📅 June 27, 2024⏱️ 2h 51m🎤 Daniel Holzman
Episode Summary
Main Topics
This episode delves deeply into the science and art of cooking, with a particular focus on wood-fired techniques, grilling, and pizza. Chef Daniel Holzman, promoting his cookbook "Food IQ," shares insights from his extensive culinary background, discussing everything from the optimal way to cook various cuts of meat to the philosophical underpinnings of chef training and ingredient knowledge. The conversation also explores the evolving landscape of food culture, societal views on health and diet, and the profound connection between food, family, and cultural identity.
Key Discussion Points
Wood-Fired Cooking and Grill Innovation: Joe and Daniel share their mutual obsession with cooking over wood fire. Joe details his Argentine-style crank-up grill from Sunterra and upcoming custom Grillworks setup, emphasizing the role of fire bricks in heat retention for smoke flavor. Daniel showcases his elaborate 3000-pound custom-built stainless steel grill, designed with multiple cooking levels and a convertible firebox that can reach 800 degrees, allowing for versatile techniques like hybrid smoke-roasting, pizza baking on stones, and traditional grilling.
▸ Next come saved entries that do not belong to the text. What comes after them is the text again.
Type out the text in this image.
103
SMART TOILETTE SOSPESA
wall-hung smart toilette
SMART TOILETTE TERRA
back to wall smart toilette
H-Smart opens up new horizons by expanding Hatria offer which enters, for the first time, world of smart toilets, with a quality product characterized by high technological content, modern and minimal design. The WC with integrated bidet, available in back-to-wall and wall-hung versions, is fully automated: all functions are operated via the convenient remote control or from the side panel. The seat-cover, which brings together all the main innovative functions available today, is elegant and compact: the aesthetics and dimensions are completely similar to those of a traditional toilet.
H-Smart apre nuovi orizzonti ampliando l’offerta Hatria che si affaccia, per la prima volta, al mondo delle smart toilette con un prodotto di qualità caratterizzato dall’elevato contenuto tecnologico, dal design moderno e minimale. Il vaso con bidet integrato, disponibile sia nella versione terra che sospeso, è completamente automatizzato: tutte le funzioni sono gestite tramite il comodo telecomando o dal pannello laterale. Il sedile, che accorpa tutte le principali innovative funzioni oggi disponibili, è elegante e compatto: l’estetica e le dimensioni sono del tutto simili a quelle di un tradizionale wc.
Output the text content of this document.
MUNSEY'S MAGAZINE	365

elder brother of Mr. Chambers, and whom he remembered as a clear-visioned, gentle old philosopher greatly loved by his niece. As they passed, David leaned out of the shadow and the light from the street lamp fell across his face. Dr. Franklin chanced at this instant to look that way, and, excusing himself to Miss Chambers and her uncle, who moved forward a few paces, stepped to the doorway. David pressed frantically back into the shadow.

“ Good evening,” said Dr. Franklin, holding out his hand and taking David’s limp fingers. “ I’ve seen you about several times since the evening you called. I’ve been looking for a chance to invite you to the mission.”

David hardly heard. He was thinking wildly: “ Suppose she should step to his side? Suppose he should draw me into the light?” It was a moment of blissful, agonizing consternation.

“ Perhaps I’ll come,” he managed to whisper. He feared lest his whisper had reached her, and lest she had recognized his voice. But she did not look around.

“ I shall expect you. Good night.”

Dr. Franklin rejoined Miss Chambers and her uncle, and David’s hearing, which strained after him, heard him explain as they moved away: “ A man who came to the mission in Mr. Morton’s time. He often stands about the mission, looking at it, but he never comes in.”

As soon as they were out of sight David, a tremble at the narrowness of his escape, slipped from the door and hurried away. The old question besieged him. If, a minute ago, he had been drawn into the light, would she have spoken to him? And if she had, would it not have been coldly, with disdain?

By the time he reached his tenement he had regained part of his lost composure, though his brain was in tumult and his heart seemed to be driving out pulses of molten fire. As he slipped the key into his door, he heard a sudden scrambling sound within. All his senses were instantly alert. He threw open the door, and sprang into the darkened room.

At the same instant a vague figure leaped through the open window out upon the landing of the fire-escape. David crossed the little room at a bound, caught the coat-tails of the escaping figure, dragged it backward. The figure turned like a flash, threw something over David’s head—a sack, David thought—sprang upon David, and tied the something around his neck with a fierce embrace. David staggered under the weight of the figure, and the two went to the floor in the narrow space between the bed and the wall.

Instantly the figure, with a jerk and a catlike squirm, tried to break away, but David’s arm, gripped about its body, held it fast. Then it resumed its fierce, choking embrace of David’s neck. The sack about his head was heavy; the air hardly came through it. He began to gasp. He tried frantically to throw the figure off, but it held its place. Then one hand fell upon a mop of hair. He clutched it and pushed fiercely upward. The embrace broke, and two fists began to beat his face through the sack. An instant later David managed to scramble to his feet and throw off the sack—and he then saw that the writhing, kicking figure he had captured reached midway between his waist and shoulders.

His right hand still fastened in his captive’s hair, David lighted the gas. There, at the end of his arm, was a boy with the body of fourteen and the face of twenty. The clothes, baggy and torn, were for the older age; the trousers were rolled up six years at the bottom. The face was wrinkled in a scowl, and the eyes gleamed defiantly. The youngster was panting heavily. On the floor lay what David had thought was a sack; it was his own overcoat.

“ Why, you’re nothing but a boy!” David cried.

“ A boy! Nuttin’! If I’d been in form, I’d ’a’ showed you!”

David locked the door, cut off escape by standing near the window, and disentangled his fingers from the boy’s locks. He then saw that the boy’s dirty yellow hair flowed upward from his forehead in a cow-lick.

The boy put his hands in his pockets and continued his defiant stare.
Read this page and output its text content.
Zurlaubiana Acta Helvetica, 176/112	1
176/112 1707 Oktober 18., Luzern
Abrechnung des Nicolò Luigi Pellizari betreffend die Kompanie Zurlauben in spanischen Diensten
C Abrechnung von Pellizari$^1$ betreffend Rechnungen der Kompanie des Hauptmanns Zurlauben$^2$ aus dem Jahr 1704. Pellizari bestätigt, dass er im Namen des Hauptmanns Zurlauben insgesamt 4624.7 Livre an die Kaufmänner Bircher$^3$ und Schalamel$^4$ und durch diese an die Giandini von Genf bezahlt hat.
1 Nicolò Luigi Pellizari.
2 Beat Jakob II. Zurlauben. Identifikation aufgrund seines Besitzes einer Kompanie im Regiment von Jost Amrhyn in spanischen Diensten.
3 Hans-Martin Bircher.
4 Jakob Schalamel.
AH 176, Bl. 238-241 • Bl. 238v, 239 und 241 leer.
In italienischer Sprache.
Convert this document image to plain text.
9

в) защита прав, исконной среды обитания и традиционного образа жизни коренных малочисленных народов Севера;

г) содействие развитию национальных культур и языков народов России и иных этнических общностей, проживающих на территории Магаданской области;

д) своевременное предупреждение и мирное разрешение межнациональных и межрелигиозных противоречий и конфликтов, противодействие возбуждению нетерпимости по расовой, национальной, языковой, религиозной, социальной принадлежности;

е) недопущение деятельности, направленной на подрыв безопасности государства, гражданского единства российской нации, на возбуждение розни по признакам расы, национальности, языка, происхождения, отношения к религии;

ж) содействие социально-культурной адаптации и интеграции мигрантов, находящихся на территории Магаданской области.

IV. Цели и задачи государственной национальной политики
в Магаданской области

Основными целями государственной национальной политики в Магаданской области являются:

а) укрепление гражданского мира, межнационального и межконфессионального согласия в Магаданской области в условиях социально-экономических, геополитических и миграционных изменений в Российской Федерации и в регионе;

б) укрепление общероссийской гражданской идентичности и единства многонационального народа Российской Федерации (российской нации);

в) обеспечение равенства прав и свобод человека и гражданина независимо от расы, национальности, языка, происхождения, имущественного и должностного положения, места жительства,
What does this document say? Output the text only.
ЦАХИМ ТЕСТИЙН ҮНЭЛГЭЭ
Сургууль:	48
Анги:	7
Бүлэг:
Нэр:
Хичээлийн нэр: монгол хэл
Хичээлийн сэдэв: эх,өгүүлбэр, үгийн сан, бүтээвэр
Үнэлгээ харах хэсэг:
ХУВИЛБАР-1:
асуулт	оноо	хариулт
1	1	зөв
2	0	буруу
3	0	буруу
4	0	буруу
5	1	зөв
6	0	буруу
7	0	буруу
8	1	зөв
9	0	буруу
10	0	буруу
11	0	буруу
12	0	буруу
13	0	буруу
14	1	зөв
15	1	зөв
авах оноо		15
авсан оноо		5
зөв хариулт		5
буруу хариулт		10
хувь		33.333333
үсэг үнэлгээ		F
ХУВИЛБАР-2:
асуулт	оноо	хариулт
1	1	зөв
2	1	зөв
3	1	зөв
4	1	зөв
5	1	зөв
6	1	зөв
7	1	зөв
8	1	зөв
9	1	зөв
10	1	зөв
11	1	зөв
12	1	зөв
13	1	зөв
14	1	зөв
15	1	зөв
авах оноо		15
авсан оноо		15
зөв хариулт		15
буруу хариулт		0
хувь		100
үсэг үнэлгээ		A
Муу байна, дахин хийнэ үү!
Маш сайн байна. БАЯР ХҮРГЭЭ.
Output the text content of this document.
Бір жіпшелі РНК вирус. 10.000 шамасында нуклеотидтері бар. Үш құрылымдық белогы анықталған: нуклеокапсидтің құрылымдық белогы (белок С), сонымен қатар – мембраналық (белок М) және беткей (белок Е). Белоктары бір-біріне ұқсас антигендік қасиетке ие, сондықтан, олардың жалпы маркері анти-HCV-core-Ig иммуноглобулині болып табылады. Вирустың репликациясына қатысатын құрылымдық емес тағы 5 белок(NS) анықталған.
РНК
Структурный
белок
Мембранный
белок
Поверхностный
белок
Steak Cooking Techniques and Meat Science: The hosts discuss various methods for preparing steak, including the "reverse sear" (slow cook to 100°F then high-heat sear) and Daniel's surprising "cowboy style" of cooking directly on wet coals, inspired by French chef Laurent Manrique. They differentiate between cast iron and carbon steel pans for searing and explain how the muscle structure of different cuts (e.g., ribeye vs. New York strip) dictates optimal cooking methods, linking tenderness to muscle usage in the animal.
The Craft of Pizza Making: Daniel details his journey into opening Danny Boy's Pizza in downtown Los Angeles, highlighting the specialized knowledge required to make authentic New York-style pizza. He credits "pizza Yoda" John Arena and world champion Vincent Rotolo of Good Pie in Las Vegas for his expertise, including developing an award-winning gluten-free dough. The conversation explores the regional evolution of pizza styles and the dedicated lifestyle of figures like Mikey Musamechi, a jiu-jitsu practitioner who eats only pizza and pasta.
Culinary Education and Chef's Journey: The discussion contrasts formal culinary school education with the traditional apprenticeship model in restaurants. Daniel and his friend Kyle agree that while culinary school can be beneficial for home cooks or those aiming for corporate culinary roles, hands-on restaurant experience is crucial for aspiring independent chefs. Daniel recounts his early, often unpaid, kitchen experiences at fancy French restaurants like Bernardin, from cleaning calamari and lobsters to eventually manning the hot app station.
Food IQ and Ingredient Appreciation: Holzman emphasizes the "why" behind cooking techniques, the core of his "Food IQ" cookbook. He uses olive oil as a prime example, explaining the difference between inexpensive, mild cooking oils and potent, often spicy, finishing oils like Laudemia. This understanding empowers home cooks to make informed ingredient choices and adapt recipes rather than blindly following instructions, fostering confidence and creativity in the kitchen.
Notable Moments
Interesting Story/Anecdote: Daniel recounts a time working for Chef Laurent Manrique who, frustrated by quail fat flaming up on the grill, kicked the quails directly into the coals. To Daniel's surprise, the lack of oxygen smothered the flames, resulting in perfectly crispy, unburnt skin, a technique he now uses to impress friends.
Surprising Fact/Revelation: Joe and Daniel are astonished to learn that Laird's Applejack, based in New Jersey, is America's continuously oldest distillery, founded in 1698, predating Buffalo Trace by almost a century and a half. This sparks a nuanced discussion on the definitions of "distillery" and "whiskey distillery."
Memorable Exchange: A debate erupts around whether spicy foods actually kill bacteria, as Joe has heard from various sources (including Anthony Bourdain) and Daniel is skeptical. While initial searches yield conflicting results, they conclude it's a complicated topic with some evidence supporting capsaicin's antibacterial properties, but not a universal cure-all.
Key Takeaways
This episode stresses that truly understanding cooking involves more than just recipes; it's about the "Food IQ"—knowing the science, history, and craft behind ingredients and techniques. Daniel Holzman’s passion for hands-on, wood-fired cooking, even building a massive custom grill, highlights the dedication required for culinary mastery. The conversation encourages a scientific yet joyful approach to food, celebrating regional specialties like Texas BBQ and New York pizza, while also advocating for a more informed and health-conscious approach to diet, moving beyond simplistic ideas like BMI and quick-fix fads.